Saturday 16th of November TVH IT joined Dynamics Power! In Brussels, where Microsoft and KPMG customers and partners gathered to join the community conference for Dynamics 365 and the Power Platform.
The day kicked off with a keynote by James Phillips, Corporate Vice President at Microsoft. The keynote highlighted some recent additions to the Power Platform. Microsoft Flow was rebranded to Power Automate and gave birth to a new trendy baby: UI Flow. This is an RPA — Robotic Process Automation — feature which allows for automating repetitive manual tasks through a task recorder. Another interesting one is Power Virtual Agents, virtual agents based on AI to assist employees and customers.

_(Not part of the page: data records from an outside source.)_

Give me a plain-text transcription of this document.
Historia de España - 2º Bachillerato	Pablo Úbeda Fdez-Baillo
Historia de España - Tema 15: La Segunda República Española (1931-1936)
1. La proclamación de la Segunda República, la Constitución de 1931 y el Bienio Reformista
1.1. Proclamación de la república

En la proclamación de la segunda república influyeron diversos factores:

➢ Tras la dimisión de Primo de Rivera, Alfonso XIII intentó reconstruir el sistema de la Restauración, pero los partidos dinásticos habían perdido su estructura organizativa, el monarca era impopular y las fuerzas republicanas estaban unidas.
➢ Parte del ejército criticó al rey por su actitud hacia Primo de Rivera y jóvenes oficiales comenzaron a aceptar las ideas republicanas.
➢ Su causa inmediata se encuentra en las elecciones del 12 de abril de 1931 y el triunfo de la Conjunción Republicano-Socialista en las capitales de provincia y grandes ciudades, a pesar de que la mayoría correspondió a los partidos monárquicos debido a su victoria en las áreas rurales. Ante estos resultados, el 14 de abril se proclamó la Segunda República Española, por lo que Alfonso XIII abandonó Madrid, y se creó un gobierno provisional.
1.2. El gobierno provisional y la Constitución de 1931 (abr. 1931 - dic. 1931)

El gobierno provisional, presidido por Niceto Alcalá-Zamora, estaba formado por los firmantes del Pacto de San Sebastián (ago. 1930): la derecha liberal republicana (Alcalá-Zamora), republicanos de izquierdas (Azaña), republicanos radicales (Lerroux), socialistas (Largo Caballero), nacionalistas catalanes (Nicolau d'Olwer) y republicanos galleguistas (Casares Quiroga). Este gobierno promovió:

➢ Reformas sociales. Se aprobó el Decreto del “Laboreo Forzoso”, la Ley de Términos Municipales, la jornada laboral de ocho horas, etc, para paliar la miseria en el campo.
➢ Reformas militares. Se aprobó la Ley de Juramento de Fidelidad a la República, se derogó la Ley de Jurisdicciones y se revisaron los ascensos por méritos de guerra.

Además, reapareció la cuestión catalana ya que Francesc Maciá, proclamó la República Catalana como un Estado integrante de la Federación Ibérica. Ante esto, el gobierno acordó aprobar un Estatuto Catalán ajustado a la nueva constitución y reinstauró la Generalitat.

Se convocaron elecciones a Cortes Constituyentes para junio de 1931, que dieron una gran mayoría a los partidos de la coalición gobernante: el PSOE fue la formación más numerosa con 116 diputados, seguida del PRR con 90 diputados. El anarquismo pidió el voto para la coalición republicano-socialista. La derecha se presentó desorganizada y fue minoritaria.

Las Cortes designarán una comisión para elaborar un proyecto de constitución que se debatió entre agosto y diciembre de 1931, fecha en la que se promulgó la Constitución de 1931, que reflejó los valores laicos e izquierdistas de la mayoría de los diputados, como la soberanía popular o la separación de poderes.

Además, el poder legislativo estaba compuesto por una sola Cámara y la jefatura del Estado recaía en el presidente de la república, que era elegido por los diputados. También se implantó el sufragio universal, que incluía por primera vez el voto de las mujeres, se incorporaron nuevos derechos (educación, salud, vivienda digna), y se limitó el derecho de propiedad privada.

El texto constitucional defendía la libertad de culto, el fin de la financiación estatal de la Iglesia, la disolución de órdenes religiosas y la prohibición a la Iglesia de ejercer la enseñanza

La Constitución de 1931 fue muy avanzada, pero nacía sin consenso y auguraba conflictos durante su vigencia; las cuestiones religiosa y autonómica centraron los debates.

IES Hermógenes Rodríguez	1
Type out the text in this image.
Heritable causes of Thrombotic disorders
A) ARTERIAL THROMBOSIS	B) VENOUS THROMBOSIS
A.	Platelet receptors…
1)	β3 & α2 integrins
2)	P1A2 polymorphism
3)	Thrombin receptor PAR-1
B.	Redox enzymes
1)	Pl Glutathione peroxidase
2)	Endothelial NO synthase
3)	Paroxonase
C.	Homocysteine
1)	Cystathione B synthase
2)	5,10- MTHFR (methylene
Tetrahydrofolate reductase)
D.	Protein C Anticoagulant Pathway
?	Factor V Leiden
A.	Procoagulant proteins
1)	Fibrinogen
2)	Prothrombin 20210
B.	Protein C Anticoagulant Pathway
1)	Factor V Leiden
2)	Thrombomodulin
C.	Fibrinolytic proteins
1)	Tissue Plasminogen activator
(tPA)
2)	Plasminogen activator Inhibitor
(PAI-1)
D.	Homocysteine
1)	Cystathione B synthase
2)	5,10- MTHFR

Integrating Virtual Agents to the platform is responding to the growing need for self-service. Although most of it was still in preview, we could see some nice use cases demonstrated.
The rest of the day consisted of over thirty deep dive sessions spread over six tracks covering Customer Engagement, PSA, Field Services, Talent, Finance & Operations, Business Central, Adobe Marketing and of course the Power Platform.
We were inspired by the lessons learned of an international roll-out, a hot topic for our IT organization since we are taking the next steps in rolling out our Q.one system. Q.One is based on the vision of ‘think global — act local’, a demand-driven way of allowing all TVH Equipment/mateco branches worldwide to work in the same way on the same system and serve our customers in a future-proof way. The conclusions confirmed that — besides the technical expertise and know-how — the change management capabilities of an organization are crucial to be successful. And that’s where we can learn from these Japanese principles supporting effective change:
Hoshin: Hoshin is a method for policy development aiming at ensuring that the strategic goals of a company drive progress and action every level within the company.
Nemawashi refers to the informal process of quietly laying the foundations for change
Genchi Genbutsu is an advise to go see the locations and their conditions, the source, to understand and solve problems faster and more effectively.